AI is shortening the modernization process of the over 60-year-old COBOL programming language, causing IBM shares to plummet.
For a long time, the tech world has implicitly understood that the systems running the global financial system rely on archaic, incomprehensible, and nearly irreplaceable code. Now, AI is beginning to make that problem achievable – and the stock market has immediately sent a 'practical reminder' to one of the oldest names in the tech industry.
IBM shares just experienced their sharpest decline in over 25 years, plummeting 13% after AI startup Anthropic announced its Claude Code tool could accelerate the modernization of COBOL, a costly and time-consuming area of work that has contributed significantly to IBM's consulting revenue for many years.
In a blog post, Anthropic stated that modernizing a previous COBOL system required 'an army of consultants spending years mapping out the operational processes.' They argued that tools like Claude Code can now automate the discovery and analysis phase – which accounts for a large portion of the workload in COBOL migration projects. That statement alone was enough to prompt investors to immediately hit the sell button.
The influence of COBOL
To understand why the market reaction was so strong, we need to look at the deep-rooted nature of COBOL. Hundreds of billions of lines of COBOL code are still running in manufacturing environments every day, operating core systems in finance and the public sector. In the US alone, this language handles approximately 95% of ATM transactions.
The bigger problem isn't the source code itself, but the people who understand it. The COBOL programmer workforce is shrinking as the generation that built these systems has largely retired. This shortage of talent has made COBOL modernization expensive for decades, and has made large-scale consulting contracts – a 'gold mine' for IBM and rivals like Accenture and Cognizant – almost irreplaceable.

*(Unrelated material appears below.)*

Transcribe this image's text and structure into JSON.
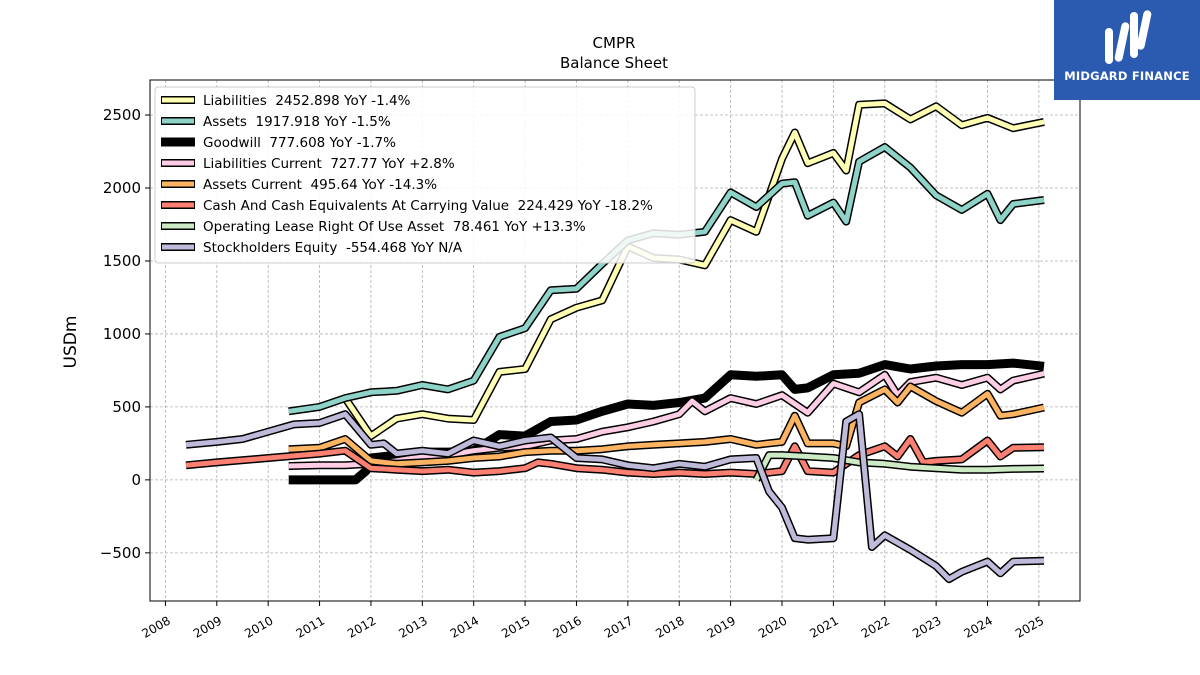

Anthropic argues that AI is turning the tide. Claude Code can map dependencies across thousands of lines of code, document operational processes, identify risks faster than analysts, and provide insightful data to support decision-making. According to the company, engineering teams can now modernize COBOL systems in just a few quarters instead of years.
IBM was one step ahead.
What the market may have overlooked is that IBM itself has been pursuing this argument for some time. About three years ago, the company proposed using AI to convert COBOL to Java and launched the 'watsonx Code Assistant for Z' product to serve that goal.
CEO Arvind Krishna stated in July 2025 that the company's AI programming assistant for mainframes was receiving strong acceptance. A large percentage of customers used it to understand their existing COBOL codebase and identify areas needing modernization.
IBM quickly defended its position, asserting that its mainframe platform still ensures top-level performance and security, regardless of whether the programming language is COBOL or another. Analysts also suggest that the panic reaction may be overreacting. According to experts at Evercore ISI, customers have long had the option to move away from mainframes, but they remain committed to the platform – suggesting that the risk of being replaced may be exaggerated.
A broader trend is emerging.
It wasn't just IBM that was affected. Accenture and Cognizant shares also fell, indicating that investors are questioning the entire consulting model centered around modernizing legacy systems, not just the mainframe segment.
Last week, cybersecurity stocks also sold off after Anthropic announced Claude Code Security – a tool for scanning security vulnerabilities in codebases. This pattern is repeating itself: every time AI announces a new capability, the market immediately reassesses potential revenue streams and reacts almost instantaneously.
IBM wasn't silent. Rob Thomas, the company's Senior Vice President and Chief Commercial Officer, emphasized that 'coding' and 'platform modernization' are two completely different things. The gap between the two is where many businesses struggle.
According to him, the value of the IBM mainframe system lies not in COBOL but in the entire integrated stack underneath: the z/OS operating system, transaction processing architecture, secure encryption against quantum computers, and decades of hardware and software optimization. Code translation tools cannot touch these elements.
He also pointed out a noteworthy detail: approximately 40% of COBOL's actual volume runs on Windows, Linux, and other distributed platforms, not mainframes. In other words, the narrative being labeled 'IBM mainframe' is actually a matter of distributed systems in general.
Several IBM customers have spoken out. Royal Bank of Canada uses Watsonx Code Assistant for Z to map dependencies and build modernization roadmaps for core applications. The National Organisation for Social Insurance says it reduced its time analyzing legacy COBOL code by up to 94% – from eight hours to about 30 minutes.
Whether the recent sell-off was a rational or instinctive reaction, one thing is clear: AI is making the modernization of COBOL economically viable for the first time in decades. The question IBM is asking – and the market has yet to answer definitively – is whether this is a threat to their business model, or a catalyst for the transformation they themselves are leading.